(NEWPORT BEACH, Calif.) — Police in Southern California have arrested a suspect in the decades-old murder of 11-year-old Linda Ann O’Keefe, sources told ABC News on Tuesday.
O’Keefe vanished while walking home from school in Newport Beach, California, on July 6, 1973, according to police. Her strangled body was discovered the following day in the Back Bay area, but no suspects were named. A witness told investigators later that she saw Linda standing next to a turquoise van and talking to the driver — a white man in his mid-20s or early 30s.
Sources with knowledge of the investigation told ABC News that police arrested a male suspect in Colorado Springs, Colorado, on Monday in connection with the young girl’s murder.
Officials with the Orange County District Attorney’s Office and Newport Beach Police Department said they arrested a suspect in connection with a 1973 Newport Beach cold case murder on Tuesday evening, but did not offer any additional details.
“As the Orange County District Attorney, I am committed to protecting the community. My office will never forget about cold cases,” Orange County District Attorney Todd Spitzer said in a statement. “Our hearts go out to the victim and the victim’s family in this case, having to endure decades without answers.”
He said the Colorado Springs Police Department had assisted in the investigation, but he did not elaborate on the department’s role.
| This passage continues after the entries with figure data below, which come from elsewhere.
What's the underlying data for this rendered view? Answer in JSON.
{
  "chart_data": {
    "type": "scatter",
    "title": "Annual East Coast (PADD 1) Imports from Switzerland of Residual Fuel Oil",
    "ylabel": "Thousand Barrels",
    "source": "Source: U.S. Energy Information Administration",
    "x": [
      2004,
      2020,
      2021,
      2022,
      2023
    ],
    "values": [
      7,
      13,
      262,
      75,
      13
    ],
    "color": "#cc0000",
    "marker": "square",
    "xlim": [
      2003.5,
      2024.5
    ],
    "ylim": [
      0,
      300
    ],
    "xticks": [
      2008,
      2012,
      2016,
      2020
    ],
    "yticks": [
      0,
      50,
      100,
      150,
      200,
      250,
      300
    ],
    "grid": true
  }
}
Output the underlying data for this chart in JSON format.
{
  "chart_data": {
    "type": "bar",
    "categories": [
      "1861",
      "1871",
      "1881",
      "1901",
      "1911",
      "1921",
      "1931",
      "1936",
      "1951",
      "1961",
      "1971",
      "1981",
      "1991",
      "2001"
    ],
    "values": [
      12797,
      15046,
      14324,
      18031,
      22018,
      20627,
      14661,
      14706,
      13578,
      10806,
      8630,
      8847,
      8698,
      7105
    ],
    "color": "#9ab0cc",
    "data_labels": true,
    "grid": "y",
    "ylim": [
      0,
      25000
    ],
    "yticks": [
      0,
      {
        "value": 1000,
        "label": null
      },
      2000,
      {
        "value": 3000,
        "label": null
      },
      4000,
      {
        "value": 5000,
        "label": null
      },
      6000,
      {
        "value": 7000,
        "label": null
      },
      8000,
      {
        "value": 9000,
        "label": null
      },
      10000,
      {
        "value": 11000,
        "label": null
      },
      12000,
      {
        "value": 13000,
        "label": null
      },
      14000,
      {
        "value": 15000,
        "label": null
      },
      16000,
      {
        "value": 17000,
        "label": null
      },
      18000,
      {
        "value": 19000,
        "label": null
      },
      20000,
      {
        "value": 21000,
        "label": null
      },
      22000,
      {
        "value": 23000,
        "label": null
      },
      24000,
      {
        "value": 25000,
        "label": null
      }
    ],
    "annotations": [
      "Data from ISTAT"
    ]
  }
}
The Newport Beach Police Department announced a lead in O’Keefe’s case on July 7, 2018, exactly 45 years after her body was found, offering a new sketch of the suspected killer.
“But now, 45 yrs later, I have a voice again. And I have something important to say,” the department tweeted, mimicking O’Keefe’s voice. “There is a new lead in my case: a face. A face that comes from DNA that the killer left behind. It’s technology that didn’t exist back in 1973, but it might change everything today.”
The department also recreated O’Keefe’s abduction and killing in a Twitter stream last year to help the public “relate to the victim on a personal level,” Newport Beach police spokeswoman Jennifer Manzella told ABC News in July.
“But now, 45 yrs later, I have a voice again. And I have something important to say. There is a new lead in my case: a face. A face that comes from DNA that the killer left behind. It’s technology that didn’t exist back in 1973, but it might change everything today.” #LindasStory pic.twitter.com/GsZClKFwPj
— Newport Beach Police (@NewportBeachPD) July 7, 2018
“We started out at 8 a.m. going to school through to the next morning when her body is found. And people who followed along got to have that experience,” Manzella said.
The reaction has been “overwhelming positive,” she added, at the time. “Both from people who knew Linda, her classmates, her friends … to people who had never been familiar with her story before.”
Authorities have scheduled a press conference to discuss the arrest in Newport Beach on Wednesday morning.